Quelle politique de la diversité chez M6 ?
Nos programmes doivent ressembler au pays dans lequel vivent les téléspectateurs. Représenter la diversité est un souci constant depuis la naissance de M6, à travers La famille Ramdam, le Cosby Show, ou, plus récemment, les émissions de recherche de talents. La musique également, où la diversité est très forte. C’est presque un objectif marketing : nous avons la volonté de faire une chaîne qui ressemble à ses téléspectateurs. La proximité est une dimension très importante pour M6.
Pourquoi avoir créé la chaîne M6 Music Black, a priori très segmentante ?
On a d'abord créé M6 Music, puis on l’a déclinée en trois chaînes : M6 Music Hits, M6 Music Black et M6 Music Club. Black ne fait pas référence à la couleur noire mais à un genre musical assez large. Le terme «musique urbaine » aurait peut-être été plus proche, mais pas suffisamment clair.
Quid des artistes noirs qui ne se reconnaissent pas dans la musique « black », ou des artistes blancs qui font de la musique urbaine ?
On ne raisonne pas par rapport à la couleur de l'artiste, mais par rapport à son univers musical. Donc un artiste noir qui ne fait pas de musique black mais de la pop sera joué sur M6 Music Hits.
En 2007, vous reconnaissiez le manque de diversité dans les équipes de la chaîne. Deux ans plus tard, où en est-on?
Quand je regarde M6, je vois plus de diversité que dans mes équipes ! Mais il ne faut pas nier qu’il y a des barrières pour recruter. La diversité dans les cycles d’études supérieures est très faible. On attire beaucoup l’attention des écoles et des universités là-dessus. On est aussi partenaire de l’ESJ Lille et du CFJ, pour la formation en alternance. Il faut favoriser ce type de cursus, ainsi que les bourses pour les personnes issues de la diversité, et pousser les écoles à ouvrir leur mode de recrutement. Deuxième chose : les médias fonctionnent trop par cooptation. Ils sont composés de gens qui sont proches et se ressemblent. Il faut ouvrir les réseaux ! Les collaborateurs de M6 issus de la diversité nous y aident d’ailleurs beaucoup.
La chaine se montre-t-elle coercitive vis-à-vis de ses producteurs de contenus, en les incitant à plus de diversité ?
Non, ce n’est pas l’état d’esprit. On est directif, on donne une orientation éditoriale à nos équipes. Quand on travaille avec une société de production, les décisions se font en commun avec le producteur. Personne n’impose de quotas.
Le manque de diversité dans les équipes a-t-il une influence sur le traitement des sujets ?
Non. C’est plutôt un problème général : l’information se résume souvent à un fait d’actualité, à un angle. Le manque de diversité ne rend pas une rédaction moins compétente pour traiter un sujet.
66 Minutes a diffusé un reportage sur Sarcelles, qui a poussé les habitants à manifester. La question du traitement journalistique des banlieues se pose-t-elle dans les rédactions ?
66 Minutes rebondit sur une actualité, en l’occurrence violente. Les habitants et le maire ont jugé le reportage caricatural : le rédacteur en chef et la présentatrice, Aïda Touihri, se sont expliqués au CSA comme à Sarcelles. Un magazine d’actualité traite un événement. Ça ne veut pas dire que la banlieue se résume à ça ! On fait attention à ce qu’il n’y ait pas de caricature. Je crois qu’on y arrive.
Le rapport Médias et Diversité ?
Extrêmement important. La représentation de la diversité dans les instances françaises, c’est un vrai sujet. Mais ce serait dommage de trop focaliser sur les médias. Je trouve même que la télévision représente significativement la diversité. Ce qui n’est pas le cas de toutes les institutions.
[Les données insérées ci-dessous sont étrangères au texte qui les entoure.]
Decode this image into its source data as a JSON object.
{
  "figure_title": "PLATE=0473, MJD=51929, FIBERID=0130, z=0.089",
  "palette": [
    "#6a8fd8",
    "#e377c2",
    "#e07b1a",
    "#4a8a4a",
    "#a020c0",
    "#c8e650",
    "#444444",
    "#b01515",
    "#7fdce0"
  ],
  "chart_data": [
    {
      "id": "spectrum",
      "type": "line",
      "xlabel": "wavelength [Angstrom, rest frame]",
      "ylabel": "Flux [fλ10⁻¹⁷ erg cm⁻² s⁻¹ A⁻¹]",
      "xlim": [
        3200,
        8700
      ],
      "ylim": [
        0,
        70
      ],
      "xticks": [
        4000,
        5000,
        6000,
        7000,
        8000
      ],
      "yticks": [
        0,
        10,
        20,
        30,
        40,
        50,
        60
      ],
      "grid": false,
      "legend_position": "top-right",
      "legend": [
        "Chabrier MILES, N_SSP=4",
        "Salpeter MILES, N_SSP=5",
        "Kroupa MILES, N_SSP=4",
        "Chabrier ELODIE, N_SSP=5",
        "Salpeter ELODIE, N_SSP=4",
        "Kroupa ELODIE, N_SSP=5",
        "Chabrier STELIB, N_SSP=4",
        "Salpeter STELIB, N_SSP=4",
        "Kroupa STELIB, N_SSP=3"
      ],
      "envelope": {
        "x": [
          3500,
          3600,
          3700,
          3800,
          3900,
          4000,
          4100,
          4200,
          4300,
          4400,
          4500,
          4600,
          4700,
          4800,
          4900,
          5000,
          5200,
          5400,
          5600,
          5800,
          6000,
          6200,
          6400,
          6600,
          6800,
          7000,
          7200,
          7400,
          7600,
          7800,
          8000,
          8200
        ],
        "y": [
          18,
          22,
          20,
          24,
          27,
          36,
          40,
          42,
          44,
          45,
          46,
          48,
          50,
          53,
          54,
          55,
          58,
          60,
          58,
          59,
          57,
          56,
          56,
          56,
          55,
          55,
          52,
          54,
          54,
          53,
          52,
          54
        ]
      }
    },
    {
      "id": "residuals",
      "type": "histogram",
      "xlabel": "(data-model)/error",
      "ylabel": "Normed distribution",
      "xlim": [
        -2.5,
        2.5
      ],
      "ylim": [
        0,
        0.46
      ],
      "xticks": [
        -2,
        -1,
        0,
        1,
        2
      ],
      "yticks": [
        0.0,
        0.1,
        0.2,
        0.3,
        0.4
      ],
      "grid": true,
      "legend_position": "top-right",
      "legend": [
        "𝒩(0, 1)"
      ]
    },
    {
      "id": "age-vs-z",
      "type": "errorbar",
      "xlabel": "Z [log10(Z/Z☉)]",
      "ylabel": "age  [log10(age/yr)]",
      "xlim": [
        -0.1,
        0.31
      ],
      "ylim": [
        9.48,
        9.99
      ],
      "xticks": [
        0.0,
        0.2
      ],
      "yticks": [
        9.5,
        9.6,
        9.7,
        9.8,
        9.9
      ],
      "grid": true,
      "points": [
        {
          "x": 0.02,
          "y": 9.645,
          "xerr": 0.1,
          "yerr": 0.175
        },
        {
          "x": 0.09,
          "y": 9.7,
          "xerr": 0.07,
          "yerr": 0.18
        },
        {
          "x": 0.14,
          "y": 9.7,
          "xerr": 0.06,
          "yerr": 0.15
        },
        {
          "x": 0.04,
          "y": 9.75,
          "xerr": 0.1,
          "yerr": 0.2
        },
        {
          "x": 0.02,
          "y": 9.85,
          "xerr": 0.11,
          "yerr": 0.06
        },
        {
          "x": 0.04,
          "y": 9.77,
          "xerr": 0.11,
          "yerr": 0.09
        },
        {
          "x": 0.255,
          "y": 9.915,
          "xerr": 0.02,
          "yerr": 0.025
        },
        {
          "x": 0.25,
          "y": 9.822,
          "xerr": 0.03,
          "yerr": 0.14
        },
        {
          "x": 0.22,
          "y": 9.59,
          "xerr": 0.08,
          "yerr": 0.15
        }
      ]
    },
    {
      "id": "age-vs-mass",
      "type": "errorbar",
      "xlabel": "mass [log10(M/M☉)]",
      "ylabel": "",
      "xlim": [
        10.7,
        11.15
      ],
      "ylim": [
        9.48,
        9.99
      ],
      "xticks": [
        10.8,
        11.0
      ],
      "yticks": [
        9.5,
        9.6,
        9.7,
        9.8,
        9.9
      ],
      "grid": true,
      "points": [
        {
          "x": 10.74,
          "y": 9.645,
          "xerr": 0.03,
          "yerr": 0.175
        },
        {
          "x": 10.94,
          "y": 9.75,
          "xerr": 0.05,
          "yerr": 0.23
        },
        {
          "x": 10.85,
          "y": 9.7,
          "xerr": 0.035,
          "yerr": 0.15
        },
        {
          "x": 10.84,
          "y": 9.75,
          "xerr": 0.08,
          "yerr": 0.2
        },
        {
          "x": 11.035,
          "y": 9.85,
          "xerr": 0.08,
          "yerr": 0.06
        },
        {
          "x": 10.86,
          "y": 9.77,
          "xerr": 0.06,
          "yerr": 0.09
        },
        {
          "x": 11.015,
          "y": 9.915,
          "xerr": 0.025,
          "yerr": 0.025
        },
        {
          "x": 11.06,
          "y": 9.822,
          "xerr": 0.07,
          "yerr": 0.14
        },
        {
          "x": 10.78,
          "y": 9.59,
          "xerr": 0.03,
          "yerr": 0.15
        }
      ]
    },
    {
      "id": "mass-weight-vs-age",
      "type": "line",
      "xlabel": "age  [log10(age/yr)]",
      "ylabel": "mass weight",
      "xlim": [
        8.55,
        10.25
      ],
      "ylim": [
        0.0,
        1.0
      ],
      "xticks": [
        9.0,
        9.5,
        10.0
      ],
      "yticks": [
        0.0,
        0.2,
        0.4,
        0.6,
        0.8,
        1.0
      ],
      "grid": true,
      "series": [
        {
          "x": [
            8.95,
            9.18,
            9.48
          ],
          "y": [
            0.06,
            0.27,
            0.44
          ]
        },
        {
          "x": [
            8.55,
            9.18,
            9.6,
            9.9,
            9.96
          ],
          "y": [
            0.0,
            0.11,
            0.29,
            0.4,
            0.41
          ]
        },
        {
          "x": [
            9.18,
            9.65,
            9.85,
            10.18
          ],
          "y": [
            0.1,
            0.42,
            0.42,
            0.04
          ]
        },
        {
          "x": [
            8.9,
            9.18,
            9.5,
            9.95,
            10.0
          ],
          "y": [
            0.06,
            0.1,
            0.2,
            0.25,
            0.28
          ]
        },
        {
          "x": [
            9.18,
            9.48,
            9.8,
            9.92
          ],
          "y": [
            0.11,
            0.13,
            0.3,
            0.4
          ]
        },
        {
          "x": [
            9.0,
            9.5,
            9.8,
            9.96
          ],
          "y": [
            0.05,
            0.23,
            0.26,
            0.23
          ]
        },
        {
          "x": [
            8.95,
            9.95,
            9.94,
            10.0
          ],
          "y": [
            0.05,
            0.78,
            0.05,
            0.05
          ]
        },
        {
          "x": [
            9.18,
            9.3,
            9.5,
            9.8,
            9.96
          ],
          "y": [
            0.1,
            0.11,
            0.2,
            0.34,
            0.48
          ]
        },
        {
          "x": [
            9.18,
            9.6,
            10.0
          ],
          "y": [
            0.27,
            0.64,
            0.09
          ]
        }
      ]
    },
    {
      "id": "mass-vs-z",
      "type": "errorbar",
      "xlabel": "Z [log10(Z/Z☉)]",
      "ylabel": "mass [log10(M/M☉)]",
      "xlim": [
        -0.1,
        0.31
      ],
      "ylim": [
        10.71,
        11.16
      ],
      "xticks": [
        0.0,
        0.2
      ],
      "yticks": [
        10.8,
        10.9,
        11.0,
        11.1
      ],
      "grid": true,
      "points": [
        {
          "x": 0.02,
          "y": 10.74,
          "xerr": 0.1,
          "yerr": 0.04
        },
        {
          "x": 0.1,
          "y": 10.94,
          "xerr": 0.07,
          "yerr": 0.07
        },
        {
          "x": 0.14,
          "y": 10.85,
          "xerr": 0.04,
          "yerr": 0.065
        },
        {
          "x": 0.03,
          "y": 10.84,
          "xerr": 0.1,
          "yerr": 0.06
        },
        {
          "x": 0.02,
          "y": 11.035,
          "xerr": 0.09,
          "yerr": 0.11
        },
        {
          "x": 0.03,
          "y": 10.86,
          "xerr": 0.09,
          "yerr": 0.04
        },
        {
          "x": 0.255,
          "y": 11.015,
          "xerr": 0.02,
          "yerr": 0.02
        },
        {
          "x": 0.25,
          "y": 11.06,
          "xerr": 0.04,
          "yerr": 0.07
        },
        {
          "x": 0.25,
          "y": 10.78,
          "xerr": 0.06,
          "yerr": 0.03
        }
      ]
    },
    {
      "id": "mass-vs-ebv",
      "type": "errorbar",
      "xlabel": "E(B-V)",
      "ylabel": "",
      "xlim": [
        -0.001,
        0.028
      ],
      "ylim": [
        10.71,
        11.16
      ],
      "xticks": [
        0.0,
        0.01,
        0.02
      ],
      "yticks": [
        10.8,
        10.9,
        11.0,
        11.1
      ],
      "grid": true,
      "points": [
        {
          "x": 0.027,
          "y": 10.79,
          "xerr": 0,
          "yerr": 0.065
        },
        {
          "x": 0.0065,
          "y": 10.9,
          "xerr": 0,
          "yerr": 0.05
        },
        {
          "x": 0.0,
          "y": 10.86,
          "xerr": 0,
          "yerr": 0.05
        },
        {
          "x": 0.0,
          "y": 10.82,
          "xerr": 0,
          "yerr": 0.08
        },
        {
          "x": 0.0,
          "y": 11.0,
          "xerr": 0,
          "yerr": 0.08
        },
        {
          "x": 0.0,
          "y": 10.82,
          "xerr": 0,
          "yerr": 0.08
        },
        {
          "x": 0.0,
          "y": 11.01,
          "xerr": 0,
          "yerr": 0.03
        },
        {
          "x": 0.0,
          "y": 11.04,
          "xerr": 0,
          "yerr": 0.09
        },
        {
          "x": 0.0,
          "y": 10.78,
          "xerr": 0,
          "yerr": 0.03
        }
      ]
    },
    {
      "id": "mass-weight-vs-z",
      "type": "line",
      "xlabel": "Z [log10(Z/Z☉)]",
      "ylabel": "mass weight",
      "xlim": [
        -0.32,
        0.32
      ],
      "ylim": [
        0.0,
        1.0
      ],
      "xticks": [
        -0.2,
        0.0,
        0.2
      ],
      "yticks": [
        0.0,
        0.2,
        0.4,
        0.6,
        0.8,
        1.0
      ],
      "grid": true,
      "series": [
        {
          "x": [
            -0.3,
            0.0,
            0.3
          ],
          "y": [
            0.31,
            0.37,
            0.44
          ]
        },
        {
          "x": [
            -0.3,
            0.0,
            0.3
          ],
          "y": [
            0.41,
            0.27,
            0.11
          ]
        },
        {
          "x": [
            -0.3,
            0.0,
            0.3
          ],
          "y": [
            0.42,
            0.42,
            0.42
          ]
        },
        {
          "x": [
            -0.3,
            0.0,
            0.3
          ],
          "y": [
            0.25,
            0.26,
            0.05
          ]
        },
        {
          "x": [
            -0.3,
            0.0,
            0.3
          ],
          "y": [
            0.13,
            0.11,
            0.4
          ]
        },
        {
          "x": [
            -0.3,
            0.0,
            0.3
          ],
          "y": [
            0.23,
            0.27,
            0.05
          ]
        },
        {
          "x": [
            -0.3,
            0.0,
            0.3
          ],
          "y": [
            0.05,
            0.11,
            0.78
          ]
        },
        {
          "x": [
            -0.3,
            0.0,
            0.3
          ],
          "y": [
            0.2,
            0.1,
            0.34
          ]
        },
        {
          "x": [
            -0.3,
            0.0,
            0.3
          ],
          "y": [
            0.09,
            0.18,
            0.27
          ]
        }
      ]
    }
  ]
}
Des actions concrètes à l’avenir ?
Augmenter l’aide à la formation. La diversité, c’est un souci quotidien. Ce n’est pas une commission, un responsable diversité, ou une réunion spéciale sur le sujet. C’est tout le monde, tout le temps.
COUP DE CŒUR: INCROYABLES TALENTS, INCROYABLE DIVERSITE
Une grande émission populaire en prime time sélectionne "d’incroyables talents" à travers la France. Banal?
Non, lorsque les arts représentés vont du hip hop au chant lyrique en passant par la magie et le gospel. Pas banal non plus quand les candidats n’ont pas tous le physique formaté, ni l'âge où "tous les rêves sont permis" (moins de 30 ans). Pas banal encore parce que le style musical d’un candidat ne «cadre» pas forcément avec son origine ethnique, et parce que le mélange des genres, ici, n’est pas un handicap vers le succès, mais plutôt un moteur (cf. le danseur Skorpion arrivé en deuxième position). Ce programme est une démonstration: la diversité est essentielle pour dénicher nos "incroyables talents".